Work, Energy, and Momentum

Question 1

Work

Answer 1

When a constant force acts on a body to move it a certain distance: W = F d cosθ, where θ is the angle between F and d. Note, when the force and displacement are perpendicular, the work done is zero, so centripetal force does no work.
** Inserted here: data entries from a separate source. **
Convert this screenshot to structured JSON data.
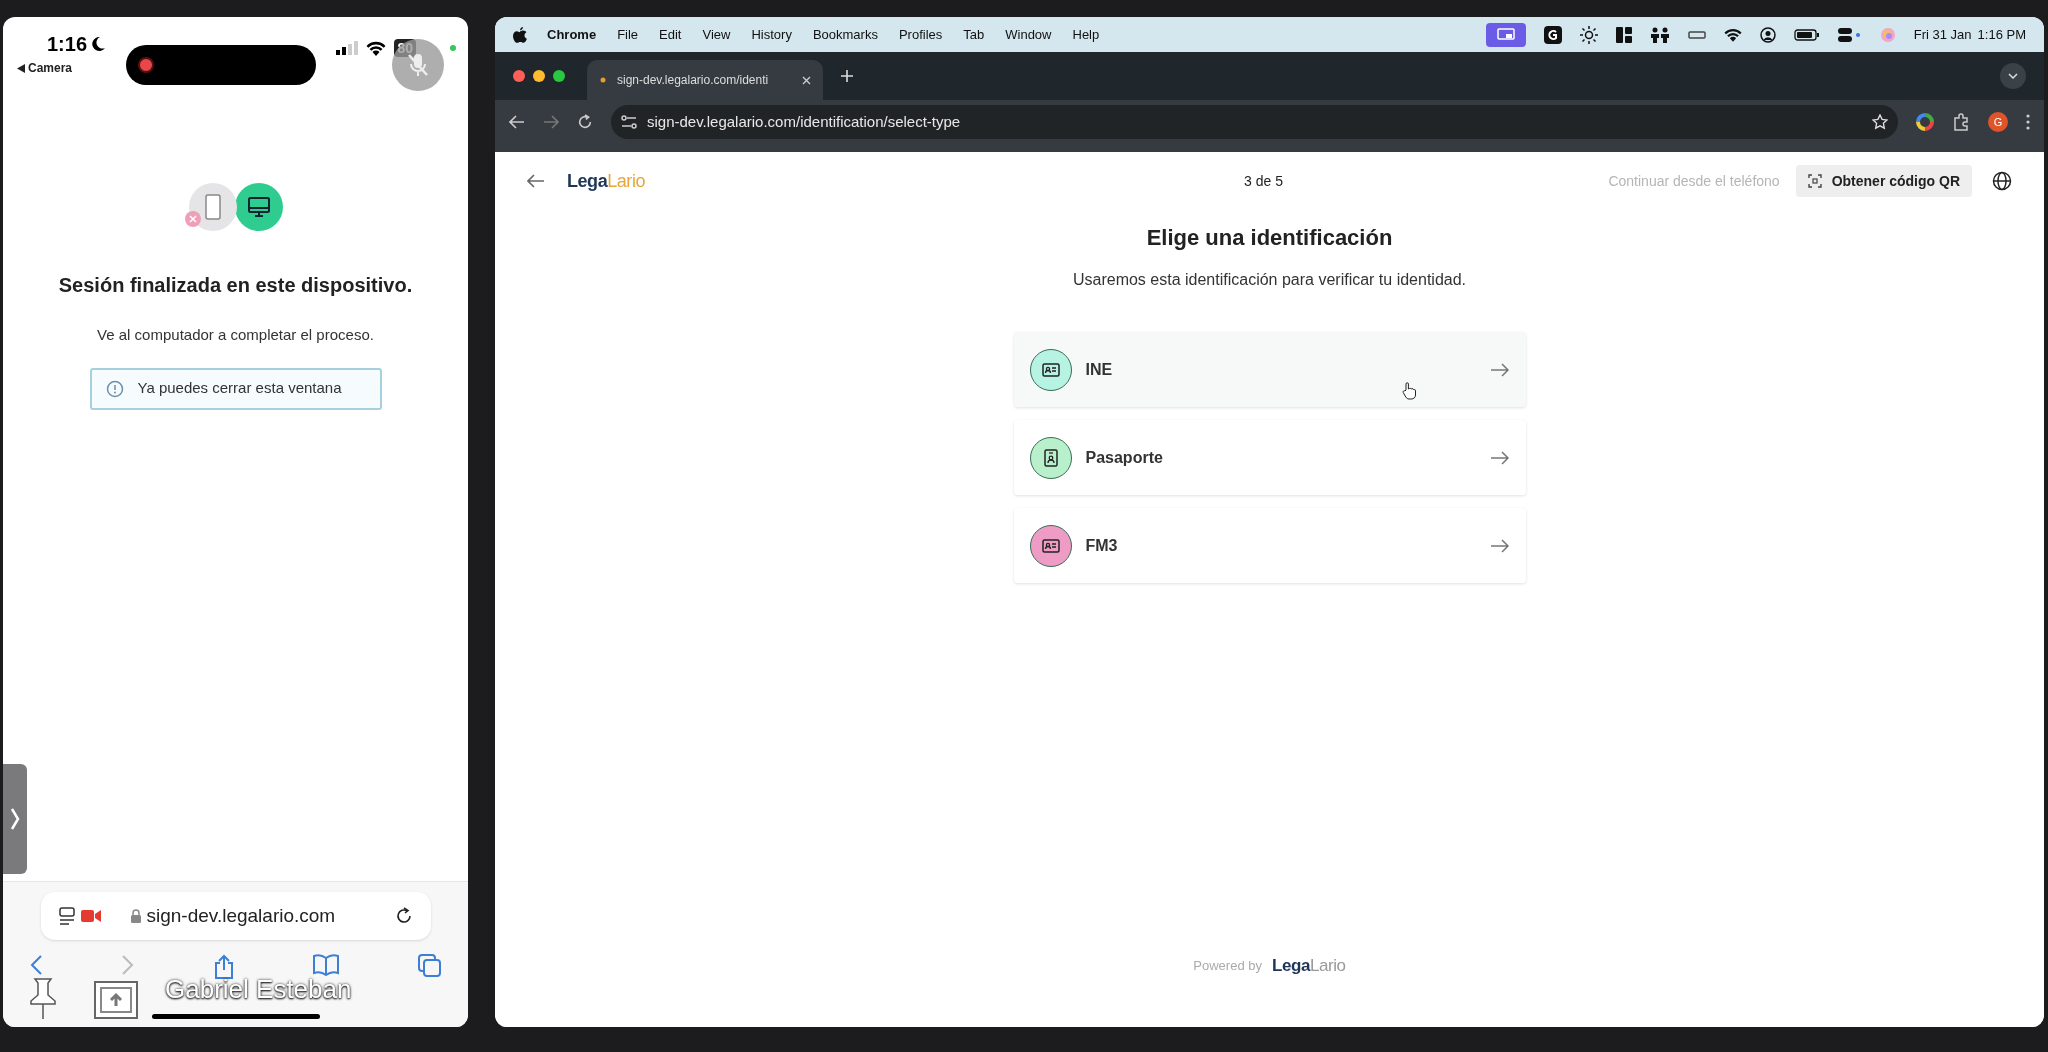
{
  "phone": {
    "status_bar": {
      "time": "1:16",
      "back_app": "Camera",
      "battery": "80"
    },
    "title": "Sesión finalizada en este dispositivo.",
    "message": "Ve al computador a completar el proceso.",
    "notice": "Ya puedes cerrar esta ventana",
    "address": "sign-dev.legalario.com"
  },
  "call_overlay": {
    "participant": "Gabriel Esteban"
  },
  "menu_bar": {
    "app": "Chrome",
    "items": [
      "File",
      "Edit",
      "View",
      "History",
      "Bookmarks",
      "Profiles",
      "Tab",
      "Window",
      "Help"
    ],
    "date": "Fri 31 Jan",
    "time": "1:16 PM"
  },
  "browser": {
    "tabs": [
      {
        "title": "sign-dev.legalario.com/identi",
        "selected": true
      }
    ],
    "url": "sign-dev.legalario.com/identification/select-type",
    "profile_initial": "G"
  },
  "page": {
    "logo": {
      "first": "Lega",
      "second": "Lario"
    },
    "step": "3 de 5",
    "continue_on_phone": {
      "label": "Continuar desde el teléfono",
      "disabled": true
    },
    "qr_button": "Obtener código QR",
    "title": "Elige una identificación",
    "subtitle": "Usaremos esta identificación para verificar tu identidad.",
    "options": [
      {
        "label": "INE",
        "kind": "card",
        "color": "#b6f3e2",
        "hovered": true
      },
      {
        "label": "Pasaporte",
        "kind": "passport",
        "color": "#b8f0cb",
        "hovered": false
      },
      {
        "label": "FM3",
        "kind": "card",
        "color": "#ee9cc6",
        "hovered": false
      }
    ],
    "footer": {
      "powered_by": "Powered by",
      "logo": {
        "first": "Lega",
        "second": "Lario"
      }
    }
  }
}
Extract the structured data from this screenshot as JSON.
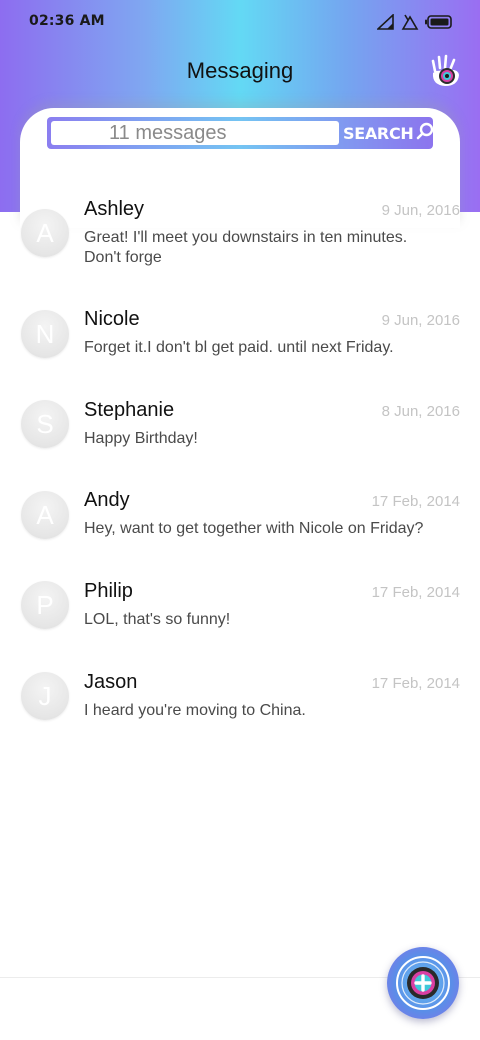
{
  "status_bar": {
    "time": "02:36 AM",
    "icons": [
      "signal-icon",
      "wifi-icon",
      "battery-icon"
    ]
  },
  "header": {
    "title": "Messaging",
    "logo_icon": "hand-eye-logo-icon"
  },
  "search": {
    "placeholder": "11 messages",
    "button_label": "SEARCH",
    "button_icon": "search-icon"
  },
  "conversations": [
    {
      "initial": "A",
      "name": "Ashley",
      "date": "9 Jun, 2016",
      "preview": "Great! I'll meet you downstairs in ten minutes. Don't forge"
    },
    {
      "initial": "N",
      "name": "Nicole",
      "date": "9 Jun, 2016",
      "preview": "Forget it.I don't bl get paid. until next Friday."
    },
    {
      "initial": "S",
      "name": "Stephanie",
      "date": "8 Jun, 2016",
      "preview": "Happy Birthday!"
    },
    {
      "initial": "A",
      "name": "Andy",
      "date": "17 Feb, 2014",
      "preview": "Hey, want to get together with Nicole on Friday?"
    },
    {
      "initial": "P",
      "name": "Philip",
      "date": "17 Feb, 2014",
      "preview": "LOL, that's so funny!"
    },
    {
      "initial": "J",
      "name": "Jason",
      "date": "17 Feb, 2014",
      "preview": "I heard you're moving to China."
    }
  ],
  "fab": {
    "icon": "compose-plus-icon"
  },
  "colors": {
    "header_gradient": [
      "#8d6df0",
      "#63d9f4",
      "#9a6ef2"
    ],
    "date_text": "#c4c4c4",
    "avatar_bg": "#e6e6e6"
  }
}
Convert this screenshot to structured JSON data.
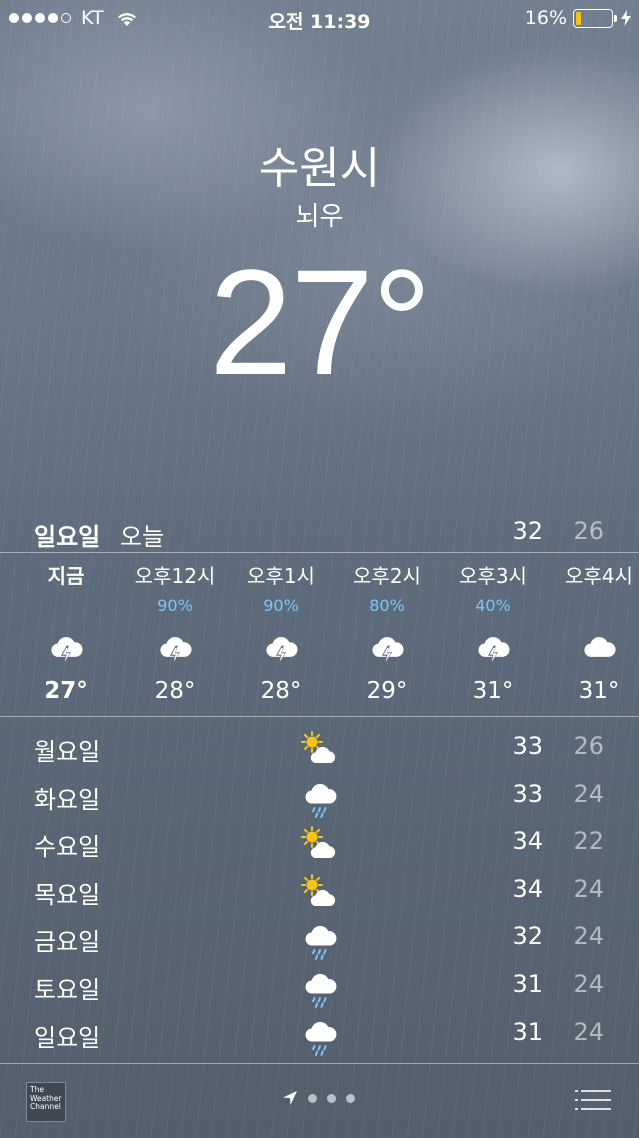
{
  "status_bar": {
    "carrier": "KT",
    "time": "오전 11:39",
    "battery_percent": "16%",
    "battery_level": 0.16,
    "signal_bars_filled": 4
  },
  "location": {
    "city": "수원시",
    "condition": "뇌우",
    "temperature": "27°"
  },
  "today": {
    "day": "일요일",
    "label": "오늘",
    "high": "32",
    "low": "26"
  },
  "hourly": [
    {
      "time": "지금",
      "precip": "",
      "icon": "thunderstorm-icon",
      "temp": "27°",
      "bold": true
    },
    {
      "time": "오후12시",
      "precip": "90%",
      "icon": "thunderstorm-icon",
      "temp": "28°"
    },
    {
      "time": "오후1시",
      "precip": "90%",
      "icon": "thunderstorm-icon",
      "temp": "28°"
    },
    {
      "time": "오후2시",
      "precip": "80%",
      "icon": "thunderstorm-icon",
      "temp": "29°"
    },
    {
      "time": "오후3시",
      "precip": "40%",
      "icon": "thunderstorm-icon",
      "temp": "31°"
    },
    {
      "time": "오후4시",
      "precip": "",
      "icon": "cloud-icon",
      "temp": "31°"
    }
  ],
  "daily": [
    {
      "day": "월요일",
      "icon": "partly-sunny-icon",
      "high": "33",
      "low": "26"
    },
    {
      "day": "화요일",
      "icon": "rain-icon",
      "high": "33",
      "low": "24"
    },
    {
      "day": "수요일",
      "icon": "partly-sunny-icon",
      "high": "34",
      "low": "22"
    },
    {
      "day": "목요일",
      "icon": "partly-sunny-icon",
      "high": "34",
      "low": "24"
    },
    {
      "day": "금요일",
      "icon": "rain-icon",
      "high": "32",
      "low": "24"
    },
    {
      "day": "토요일",
      "icon": "rain-icon",
      "high": "31",
      "low": "24"
    },
    {
      "day": "일요일",
      "icon": "rain-icon",
      "high": "31",
      "low": "24"
    }
  ],
  "footer": {
    "logo_text": "The Weather Channel",
    "pages": 3
  },
  "colors": {
    "precip": "#79c6f7",
    "sun": "#f7c51a",
    "battery": "#f2c311"
  }
}
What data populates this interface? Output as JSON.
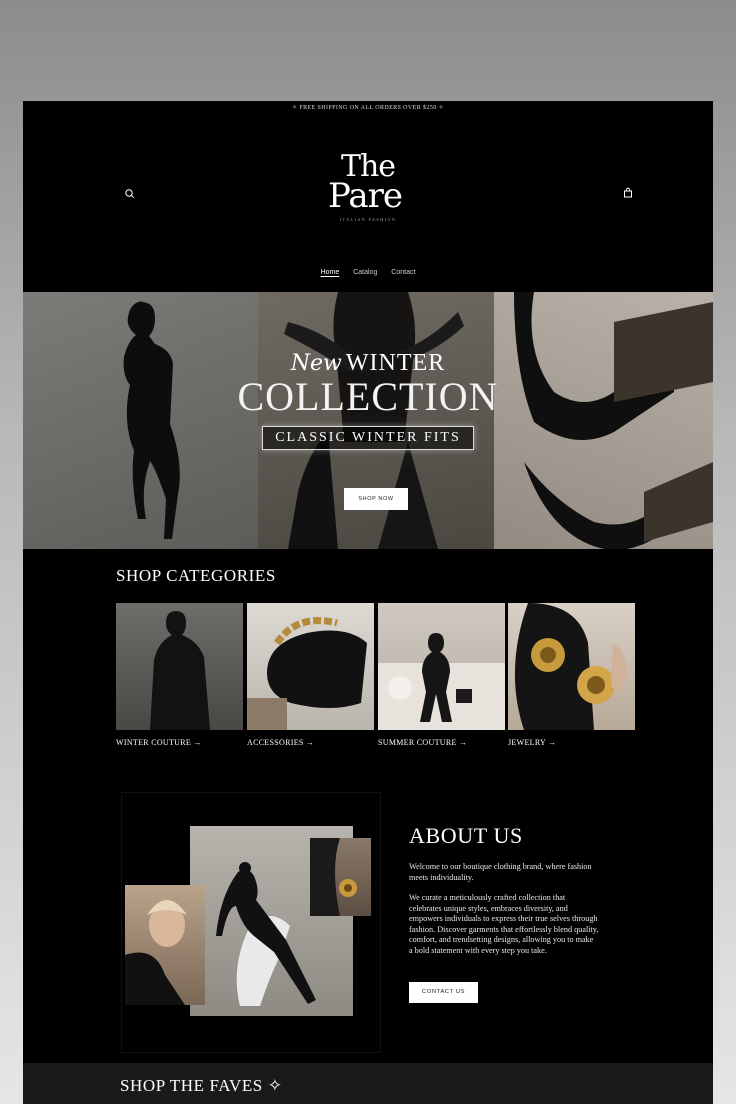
{
  "announcement": "✧ FREE SHIPPING ON ALL ORDERS OVER $250 ✧",
  "brand": {
    "line1": "The",
    "line2": "Pare",
    "tagline": "ITALIAN FASHION"
  },
  "icons": {
    "search": "search-icon",
    "cart": "shopping-bag-icon"
  },
  "nav": {
    "items": [
      {
        "label": "Home",
        "active": true
      },
      {
        "label": "Catalog",
        "active": false
      },
      {
        "label": "Contact",
        "active": false
      }
    ]
  },
  "hero": {
    "script": "New",
    "winter": "WINTER",
    "collection": "COLLECTION",
    "subtitle": "CLASSIC WINTER FITS",
    "cta": "SHOP NOW"
  },
  "categories": {
    "title": "SHOP CATEGORIES",
    "items": [
      {
        "label": "WINTER COUTURE →"
      },
      {
        "label": "ACCESSORIES →"
      },
      {
        "label": "SUMMER COUTURE →"
      },
      {
        "label": "JEWELRY →"
      }
    ]
  },
  "about": {
    "title": "ABOUT US",
    "p1": "Welcome to our boutique clothing brand, where fashion meets individuality.",
    "p2": "We curate a meticulously crafted collection that celebrates unique styles, embraces diversity, and empowers individuals to express their true selves through fashion. Discover garments that effortlessly blend quality, comfort, and trendsetting designs, allowing you to make a bold statement with every step you take.",
    "cta": "CONTACT US"
  },
  "faves": {
    "title": "SHOP THE FAVES ✧"
  },
  "colors": {
    "background": "#000000",
    "text": "#ffffff",
    "button": "#ffffff"
  }
}
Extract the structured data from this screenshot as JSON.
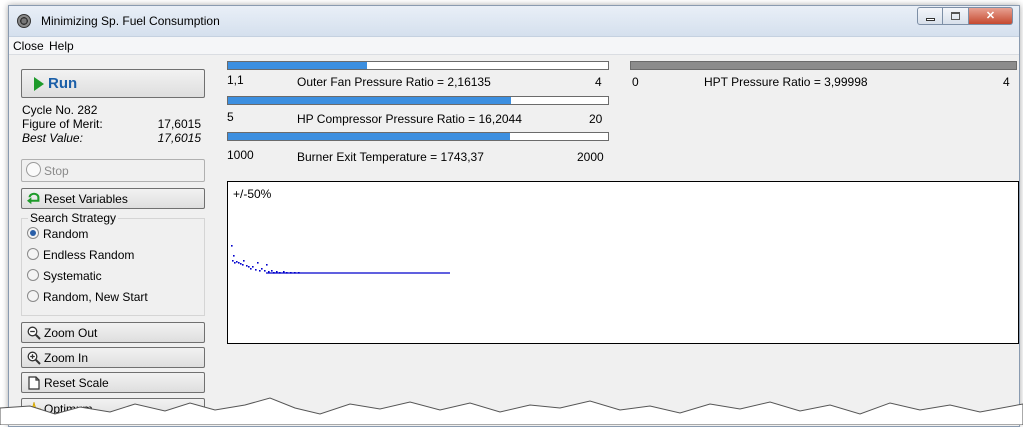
{
  "window": {
    "title": "Minimizing Sp. Fuel Consumption"
  },
  "menu": [
    "Close",
    "Help"
  ],
  "sidebar": {
    "run_label": "Run",
    "cycle": "Cycle No. 282",
    "figure_label": "Figure of Merit:",
    "figure_value": "17,6015",
    "best_label": "Best Value:",
    "best_value": "17,6015",
    "stop_label": "Stop",
    "reset_vars_label": "Reset Variables",
    "search_title": "Search Strategy",
    "strategies": [
      {
        "label": "Random",
        "selected": true
      },
      {
        "label": "Endless Random",
        "selected": false
      },
      {
        "label": "Systematic",
        "selected": false
      },
      {
        "label": "Random, New Start",
        "selected": false
      }
    ],
    "zoom_out_label": "Zoom Out",
    "zoom_in_label": "Zoom In",
    "reset_scale_label": "Reset Scale",
    "optimum_label": "Optimum"
  },
  "sliders": [
    {
      "min": "1,1",
      "max": "4",
      "label": "Outer Fan Pressure Ratio = 2,16135",
      "fraction": 0.365,
      "color": "#3c8fe0"
    },
    {
      "min": "5",
      "max": "20",
      "label": "HP Compressor Pressure Ratio = 16,2044",
      "fraction": 0.745,
      "color": "#3c8fe0"
    },
    {
      "min": "1000",
      "max": "2000",
      "label": "Burner Exit Temperature = 1743,37",
      "fraction": 0.743,
      "color": "#3c8fe0"
    },
    {
      "min": "0",
      "max": "4",
      "label": "HPT Pressure Ratio = 3,99998",
      "fraction": 1.0,
      "color": "#8c8c8c"
    }
  ],
  "plot": {
    "scale_label": "+/-50%",
    "line_color": "#0000cc"
  },
  "icons": {
    "run": "play-triangle-icon",
    "stop": "circle-icon",
    "reset_variables": "green-refresh-arrow-icon",
    "zoom_out": "magnifier-minus-icon",
    "zoom_in": "magnifier-plus-icon",
    "reset_scale": "page-icon",
    "optimum": "sparkle-icon"
  }
}
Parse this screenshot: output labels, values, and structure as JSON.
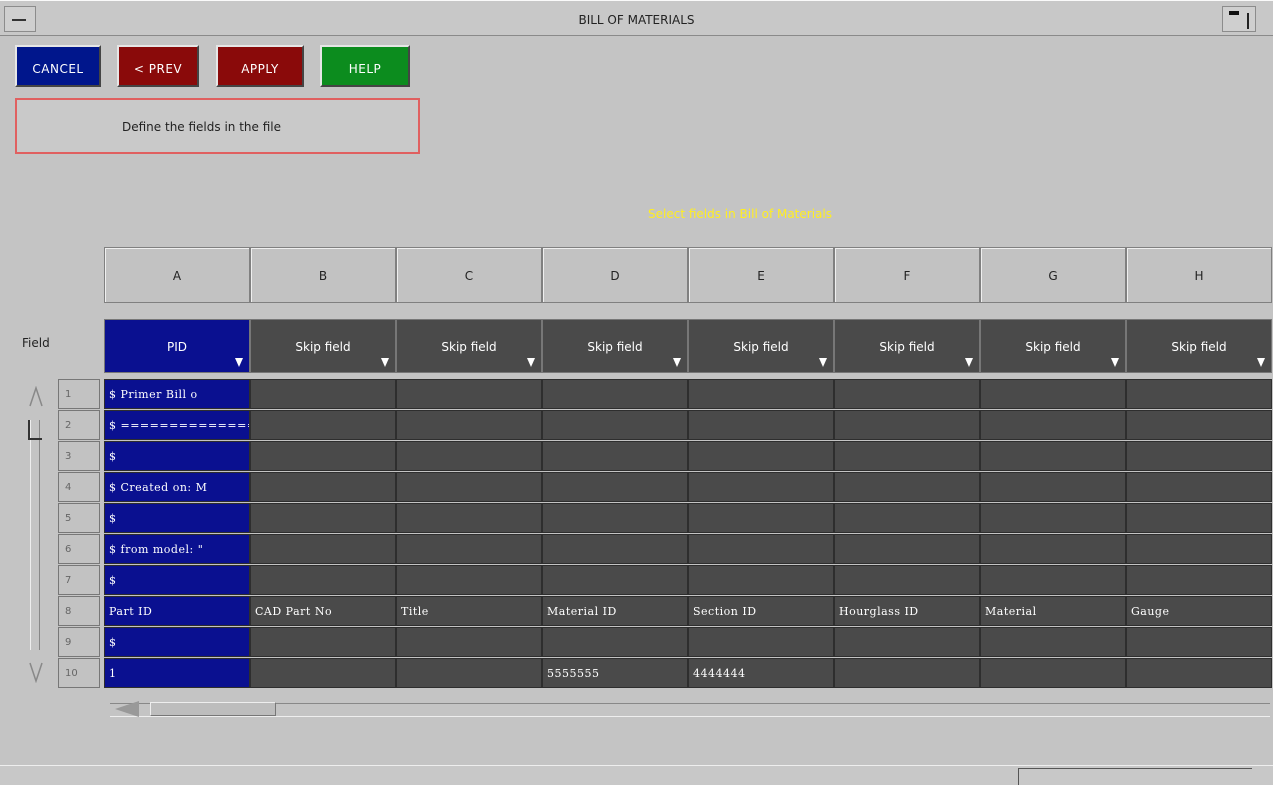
{
  "window": {
    "title": "BILL OF MATERIALS"
  },
  "toolbar": {
    "cancel": "CANCEL",
    "prev": "< PREV",
    "apply": "APPLY",
    "help": "HELP"
  },
  "message": "Define the fields in the file",
  "select_title": "Select fields in Bill of Materials",
  "field_label": "Field",
  "columns": [
    "A",
    "B",
    "C",
    "D",
    "E",
    "F",
    "G",
    "H"
  ],
  "fields": [
    "PID",
    "Skip field",
    "Skip field",
    "Skip field",
    "Skip field",
    "Skip field",
    "Skip field",
    "Skip field"
  ],
  "rows": [
    {
      "num": "1",
      "cells": [
        "$ Primer Bill o",
        "",
        "",
        "",
        "",
        "",
        "",
        ""
      ]
    },
    {
      "num": "2",
      "cells": [
        "$ ==============",
        "",
        "",
        "",
        "",
        "",
        "",
        ""
      ]
    },
    {
      "num": "3",
      "cells": [
        "$",
        "",
        "",
        "",
        "",
        "",
        "",
        ""
      ]
    },
    {
      "num": "4",
      "cells": [
        "$ Created on: M",
        "",
        "",
        "",
        "",
        "",
        "",
        ""
      ]
    },
    {
      "num": "5",
      "cells": [
        "$",
        "",
        "",
        "",
        "",
        "",
        "",
        ""
      ]
    },
    {
      "num": "6",
      "cells": [
        "$ from model: \"",
        "",
        "",
        "",
        "",
        "",
        "",
        ""
      ]
    },
    {
      "num": "7",
      "cells": [
        "$",
        "",
        "",
        "",
        "",
        "",
        "",
        ""
      ]
    },
    {
      "num": "8",
      "cells": [
        "Part ID",
        "CAD Part No",
        "Title",
        "Material ID",
        "Section ID",
        "Hourglass ID",
        "Material",
        "Gauge"
      ]
    },
    {
      "num": "9",
      "cells": [
        "$",
        "",
        "",
        "",
        "",
        "",
        "",
        ""
      ]
    },
    {
      "num": "10",
      "cells": [
        "1",
        "",
        "",
        "5555555",
        "4444444",
        "",
        "",
        ""
      ]
    }
  ],
  "colors": {
    "cancel": "#00168c",
    "prev": "#8a0a0a",
    "apply": "#8a0a0a",
    "help": "#0c8c1e",
    "selected": "#0a1090",
    "cell": "#4a4a4a"
  }
}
Units: Joule = N m = kg m^2/ s^2

Question 2

Power

Answer 2

Power is the rate of work or rate of change of energy, where P = W/ Δt with units Watt = J/ s = N m/ s = kg m^2/ s^3

Question 3

Kinetic Energy

Answer 3

Energy of an object in motion, where KE = 1/2 mv^2, with units of Joule = N m = kg m^2/ s^2

Question 4

Potential Energy

Answer 4

The energy of an object dependent upon its position, where U = mgh and U = 1/2 kx^2 (springs), with units of Joule = N m = kg m^2/ s^2

Question 5

Total Mechanical Energy

Answer 5

E = KE + U, mechanical energy is not conserved when friction is present

Question 6

Nonconservative Force

Answer 6

A force whose work depends on the path taken, such as friction

Question 7

Conservative Force

Answer 7

A force whose work is independent of the path taken, such as gravity, spring forces, and electrostatic forces

Question 8

Work-Energy Theorem

Answer 8

W = ΔKE = KE(final) - KE(initial)

Question 9

Conservation of Energy

Answer 9

W(done by nonconservative forces) = ΔE = ΔKE + ΔU

In the presence of a nonconservative force, E(initial) > E(final)

Question 10

What is the significance of and which equations would you use in a pulley system?

Answer 10

Pulley systems allow for the same amount of work to be done by exerting a smaller force over a greater distance.
Efficiency = W(out)/ W(in) = (Load X Load Distance)/ (Effort X Effort Distance)
The distance through which the effort must move is equal to how much the supporting ropes must shorten.

Question 11

Momentum

Answer 11

A vector quantity: p = mv, with units kg m/ s = N s

Question 12

Impulse

Answer 12

J = F t = mv(final) - mv(initial) = Δp, with units kg m/ s = N s

Question 13

Conservation of Momentum

Answer 13

When no net external forces on a system, then p(initial) = p(final), therefore Δp = 0

Question 14

Completely Inelastic Collision

Answer 14

The bodies stick together after colliding, where p conserved, but KE(initial) > KE(final)

Question 15

Completely Elastic Collision

Answer 15

When p and KE (KE(initial) = KE(final)) conserved

Question 16

Center of Mass

Answer 16

X = (m1x1 + m2x2)/ (m1 + m2) in all coordinates

Question 17

Center of Gravity

Answer 17

The point on some object where the entire force of gravity acts.